Fashionable men’s shoes in the early 18th Century had high but sturdy heels, painted red for court wear and high fashion, a high tongue, and long square ended toes. Informal men’s shoes had lower heels and shorter wider toes, and were invariably made of black leather. Shoe buckles became the prime focus of men’s shoes for most of the century until the late 18th Century when political revolutions prompted members of the radical left to discard them as decadent aristocratic luxuries. Each individual handmade costume helps to create a spectacular picture of the sights of the 18th century.

Wigs and coats

In 1624 Louis XIII went prematurely bald. He disguised this with a wig starting a fashion which became almost universal for European upper middle class men by the beginning of the 18th Century.

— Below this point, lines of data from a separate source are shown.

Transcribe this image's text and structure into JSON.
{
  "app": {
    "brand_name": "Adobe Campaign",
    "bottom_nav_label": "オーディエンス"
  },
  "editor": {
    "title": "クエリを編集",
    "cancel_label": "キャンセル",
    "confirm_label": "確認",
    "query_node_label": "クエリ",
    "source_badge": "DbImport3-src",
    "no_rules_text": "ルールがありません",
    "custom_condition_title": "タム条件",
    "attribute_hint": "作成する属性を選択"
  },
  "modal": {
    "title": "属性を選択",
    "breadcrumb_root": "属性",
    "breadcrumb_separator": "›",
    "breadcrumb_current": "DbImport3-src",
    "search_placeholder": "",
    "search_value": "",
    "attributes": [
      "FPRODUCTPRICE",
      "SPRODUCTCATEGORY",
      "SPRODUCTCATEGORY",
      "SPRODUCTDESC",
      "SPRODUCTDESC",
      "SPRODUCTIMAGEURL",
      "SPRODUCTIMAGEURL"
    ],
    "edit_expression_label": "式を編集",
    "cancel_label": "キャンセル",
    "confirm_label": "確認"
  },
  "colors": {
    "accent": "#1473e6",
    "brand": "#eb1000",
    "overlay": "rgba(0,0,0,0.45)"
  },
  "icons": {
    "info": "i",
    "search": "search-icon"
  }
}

Wigs were made of horsehair, yak hair and human hair, the latter being the most expensive. Wigs were very expensive. A man could outfit himself with a hat, coat, breeches, shirt, hose, and shoes for about what a wig would cost him. A wig also required constant care from a hairdresser for cleaning, curling, and powdering. The predominant cut of coats in 1700 was full skirted but soft with strong vertical lines introduced with rows of buttons, long hanging cravats, and bottomed wigs. As women began to adopt the full skirted pannier style, men’s dress did likewise, expanding their skirts through the 1740’s, till the trend reversed, and coat skirts softened again and were cut less fully. By 1760 coats were being cut away from the front, and vest were cut at hip length. The 1770’s introduced the small standing band collar and small flat collar. The 1780’s are marked by shorter waistcoats, and fold over collars. By 1800 even aristocratic formal wear owed more inspiration to middle class and revolutionary dress then it did to its aristocratic forbears, making the dark three-piece suit the first and longest lasting Revolutionary Uniform to be adopted by all classes.